3. The lower appellate Court was of opinion that the order could be interpreted as an order either under Rule 2 or Rule 3 of Order 17, Civil P.C., but it seems to have been of opinion that the scale was turned in favour of the defendants' contention because of the formal order that was prepared in pursuance of the judgment of the learned Munsif, which formal order distinctly showed that the suit terminated not by a decree, but by an order dismissing the suit for default. I am unable to agree with the lower appellate Court.

4. On the date on which the learned Munsif dismissed the suit both the parties were present in Court. It is, therefore, impossible to hold that the order of the learned Munsif could have been under Rule 2 of Order 17, Civil P.C., which rule applies only when one of the parties or both the parties are absent. The fact that a formal order and not a decree was prepared by the office of the, Munsif cannot be decisive of the question as to whether or not the decision of the Munsif was one under Rule 3 of Order 17 Civil P.C. Both the parties being present the learned Munsif could only proceed under Rule 3 of Order 17, and even if his judgment or order is ambiguous it must be so interpreted as to be in conformity with the provisions of the law. That being so I must hold that the only course open to the learned Munsif being to proceed under Rule 3 of Order 17, Civil P.C., he did proceed under that rule. The view that I take is in consonance with the view taken in the cases of Johari Mal v, Chandra Sen [1926] 95 I.C. 798., Chuttan Lal v. Kanhaya Lal [1912] 10 A.L.J. 478 and Ram Adhin v, Ram Bharose : AIR1925All182 .

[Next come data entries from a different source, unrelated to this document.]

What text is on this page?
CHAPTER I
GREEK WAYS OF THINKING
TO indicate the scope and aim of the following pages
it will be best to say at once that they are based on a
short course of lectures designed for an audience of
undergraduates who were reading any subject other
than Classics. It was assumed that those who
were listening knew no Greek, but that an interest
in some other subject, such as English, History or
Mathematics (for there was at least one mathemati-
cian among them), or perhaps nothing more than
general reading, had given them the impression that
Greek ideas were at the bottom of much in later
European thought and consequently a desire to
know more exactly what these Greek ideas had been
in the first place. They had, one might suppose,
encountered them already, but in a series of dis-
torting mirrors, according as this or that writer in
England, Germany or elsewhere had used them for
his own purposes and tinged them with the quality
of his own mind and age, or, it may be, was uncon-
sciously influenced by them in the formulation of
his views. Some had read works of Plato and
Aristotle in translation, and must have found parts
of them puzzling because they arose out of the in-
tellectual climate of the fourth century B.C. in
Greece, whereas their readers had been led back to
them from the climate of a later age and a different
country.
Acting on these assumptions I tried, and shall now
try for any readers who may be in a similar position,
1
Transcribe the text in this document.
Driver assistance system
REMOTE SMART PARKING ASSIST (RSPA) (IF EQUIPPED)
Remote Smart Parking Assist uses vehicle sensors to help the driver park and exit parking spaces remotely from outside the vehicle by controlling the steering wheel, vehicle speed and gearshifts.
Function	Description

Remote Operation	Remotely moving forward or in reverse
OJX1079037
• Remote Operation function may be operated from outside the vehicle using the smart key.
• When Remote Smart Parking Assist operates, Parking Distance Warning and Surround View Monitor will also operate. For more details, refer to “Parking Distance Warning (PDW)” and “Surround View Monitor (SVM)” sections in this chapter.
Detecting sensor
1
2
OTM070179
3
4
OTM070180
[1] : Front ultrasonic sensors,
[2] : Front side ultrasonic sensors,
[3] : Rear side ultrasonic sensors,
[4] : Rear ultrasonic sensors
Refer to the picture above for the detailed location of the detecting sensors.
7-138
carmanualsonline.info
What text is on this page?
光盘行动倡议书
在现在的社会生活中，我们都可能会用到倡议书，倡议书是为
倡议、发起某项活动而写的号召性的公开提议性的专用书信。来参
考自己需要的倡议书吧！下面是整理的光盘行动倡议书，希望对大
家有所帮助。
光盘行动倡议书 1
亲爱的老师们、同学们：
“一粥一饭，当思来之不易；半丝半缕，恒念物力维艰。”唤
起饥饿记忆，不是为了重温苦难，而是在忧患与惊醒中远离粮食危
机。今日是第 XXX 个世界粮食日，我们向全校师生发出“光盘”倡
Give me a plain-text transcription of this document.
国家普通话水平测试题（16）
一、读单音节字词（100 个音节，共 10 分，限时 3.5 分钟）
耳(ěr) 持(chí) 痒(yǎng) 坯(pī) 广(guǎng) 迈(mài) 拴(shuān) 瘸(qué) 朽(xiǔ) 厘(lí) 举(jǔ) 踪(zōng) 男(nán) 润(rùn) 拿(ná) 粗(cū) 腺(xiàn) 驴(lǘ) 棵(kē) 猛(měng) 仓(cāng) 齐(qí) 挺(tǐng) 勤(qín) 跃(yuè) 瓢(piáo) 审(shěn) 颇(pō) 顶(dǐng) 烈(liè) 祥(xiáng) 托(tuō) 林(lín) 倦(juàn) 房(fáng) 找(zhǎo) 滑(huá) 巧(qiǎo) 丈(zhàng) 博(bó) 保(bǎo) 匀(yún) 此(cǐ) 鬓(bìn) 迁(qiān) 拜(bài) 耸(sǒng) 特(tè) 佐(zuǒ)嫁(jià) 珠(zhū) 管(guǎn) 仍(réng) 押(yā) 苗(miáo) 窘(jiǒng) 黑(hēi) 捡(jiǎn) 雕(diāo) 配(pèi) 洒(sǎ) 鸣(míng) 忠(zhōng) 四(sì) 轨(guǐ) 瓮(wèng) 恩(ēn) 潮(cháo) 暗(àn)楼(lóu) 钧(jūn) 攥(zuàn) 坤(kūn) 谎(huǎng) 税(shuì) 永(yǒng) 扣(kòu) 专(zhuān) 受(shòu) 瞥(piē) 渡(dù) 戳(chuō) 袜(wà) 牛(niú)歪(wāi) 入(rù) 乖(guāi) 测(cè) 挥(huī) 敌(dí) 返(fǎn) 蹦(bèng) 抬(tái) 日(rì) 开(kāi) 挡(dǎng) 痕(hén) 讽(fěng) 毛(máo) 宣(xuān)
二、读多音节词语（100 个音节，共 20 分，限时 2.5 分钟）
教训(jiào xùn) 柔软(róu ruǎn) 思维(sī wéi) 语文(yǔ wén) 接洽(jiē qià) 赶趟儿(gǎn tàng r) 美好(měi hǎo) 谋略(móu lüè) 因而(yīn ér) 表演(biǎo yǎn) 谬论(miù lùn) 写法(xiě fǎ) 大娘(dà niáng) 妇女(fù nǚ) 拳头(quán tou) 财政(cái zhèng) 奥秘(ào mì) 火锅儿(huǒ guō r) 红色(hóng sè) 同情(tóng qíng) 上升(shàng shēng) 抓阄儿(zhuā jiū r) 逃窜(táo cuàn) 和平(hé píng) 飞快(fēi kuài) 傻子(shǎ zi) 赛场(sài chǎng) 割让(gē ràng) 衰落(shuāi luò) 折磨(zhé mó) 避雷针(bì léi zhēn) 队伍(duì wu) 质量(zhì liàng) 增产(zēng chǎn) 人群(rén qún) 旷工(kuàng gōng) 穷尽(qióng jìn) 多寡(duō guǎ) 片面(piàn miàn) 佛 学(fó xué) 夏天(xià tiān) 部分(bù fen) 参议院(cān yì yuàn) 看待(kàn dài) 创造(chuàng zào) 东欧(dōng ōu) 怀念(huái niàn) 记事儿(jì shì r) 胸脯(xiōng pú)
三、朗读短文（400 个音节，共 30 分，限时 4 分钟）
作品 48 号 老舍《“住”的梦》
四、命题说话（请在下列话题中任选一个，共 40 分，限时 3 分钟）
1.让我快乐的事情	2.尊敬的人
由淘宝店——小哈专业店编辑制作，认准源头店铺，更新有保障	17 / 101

5. Reliance has been placed by the lower appellate Court on the case of Nasir Khan v. Itwari A.I.R. 1924 All. 144. All that was decided in that case was that the right of appeal depends on what the Court actually did and does not depend on what the Court ought to have done. In the present case it cannot be said that the Court did actually proceed under Order 17, Rule 2, Civil P.C. and, therefore the contention of the defendants that the suit was dismissed for default and no appeal lay to the lower appellate Court is untenable.

6. For the reasons given above I must set aside the decree of the lower appellate Court. But as the trial Court shut out the entire evidence in the case I must and do set aside the decree of that Court as well, and remand the case to that Court through the lower appellate Court with directions to restore the case to its original number and to proceed to dispose of the same according to law. Costs here and hitherto will abide the result. This order will have no effect against Defendant No. 3 who was exempted from the suit.